Appealing to tragedy is an important part of historical indoctrination - reading a history textbook, you would think that the current Nagorno-Karabakh conflict is the only logical outcome of a century-long opposition and that mutual hatred is not a relatively recent phenomenon. The authors do not shy away from using such emotion-laden phrases as “genocide”, “ethinic cleansing” , “tragedy,”” unprecidented event in history” perpetrated by vandals,” “invaders” “dangerous enemies” and, subsequently:
We cannot forgive them.
Generalizing this hostility is facilitated by rewriting events in history textbooks: a new narrative is created which paints the nation in question as having lived in the area of Nagorno-Karabakh since “time immemorial,” and enjoying statehood which the invading enemy routinely tried to undermine. Azerbaijan and Armenia weave narratives that support their current positions too: Armenia maintains the narrative about defending itself from a non-christian enemy, Azerbaijan - freeing its land from strangers.
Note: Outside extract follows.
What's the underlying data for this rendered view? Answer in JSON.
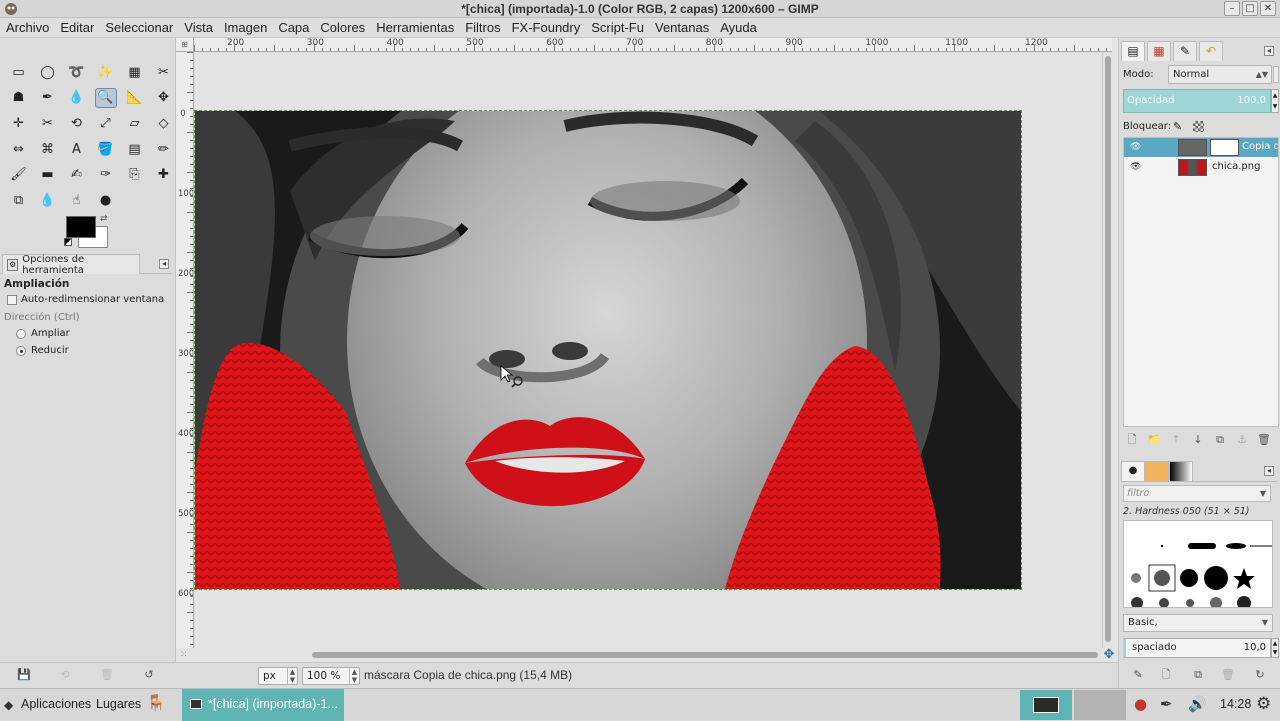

These attitudes have now been adjusted to the 2020 conflict. Alibashir A described in glowing terms the military operations conducted on Azeri soil, while Artem S stressed that Armenia is merely defending itself and does not have a strong supporter, such as Turkey, even.
Artem and Alibashir actually know each other. In fact they have even met a few times at conferences aimed at the resolution of the conflict and interacted on social media. They explain that Armenians and Azerbaijanis who meet on such international trips will often delete each other on social networking sites upon their return - this way they’ll avoid negativity. My respondents post unequivocally propagandic, biased material, which the other would find rather unpleasant.
I asked both of them what they thought the future holds and what they would like to tell their peers.
“Armenian youth wants to resolve this conflict in a peaceful manner but the Armenian leadership says nationalistic expressions and through these actions, they escalate the situation.” Alibashir reasoned and called Armenian peers to acknowledge Nagorno Karabakh for what it is - it is possible for Armenians there to live peacefully under Azerbaijani sovereignty.
Artem had a say about his neigbor's government as well:
"We could build a great future we are missing due to the war rethoric of Azerbaijan's current government." He told me and urged his Azeri peers to "do everything you can, personally, to end the war in peace."
Then,once again, he stressed the historical roots: “Go out, travel and see in any museum, what Armenian history is.”
Nearing the end of our discussion, we revisited the importance of history, and my respondents too, I suppose, reassumed their initial attitudes - these people know but do not trust one another. They each think the other believes in the fairy tales their governments are telling.
Which fairy tale is more true? We should probably hear what the international community has to say. Once again I will quote from the UNIFEF study:
"The control of a government by an ethnic group often leads to “the construction of a version of history … which heightens the role of that group at the expense of the others."
The girl Artem met in Germany may well be right - there are different truths on the different sides of the border. And so far, they haven't been getting along.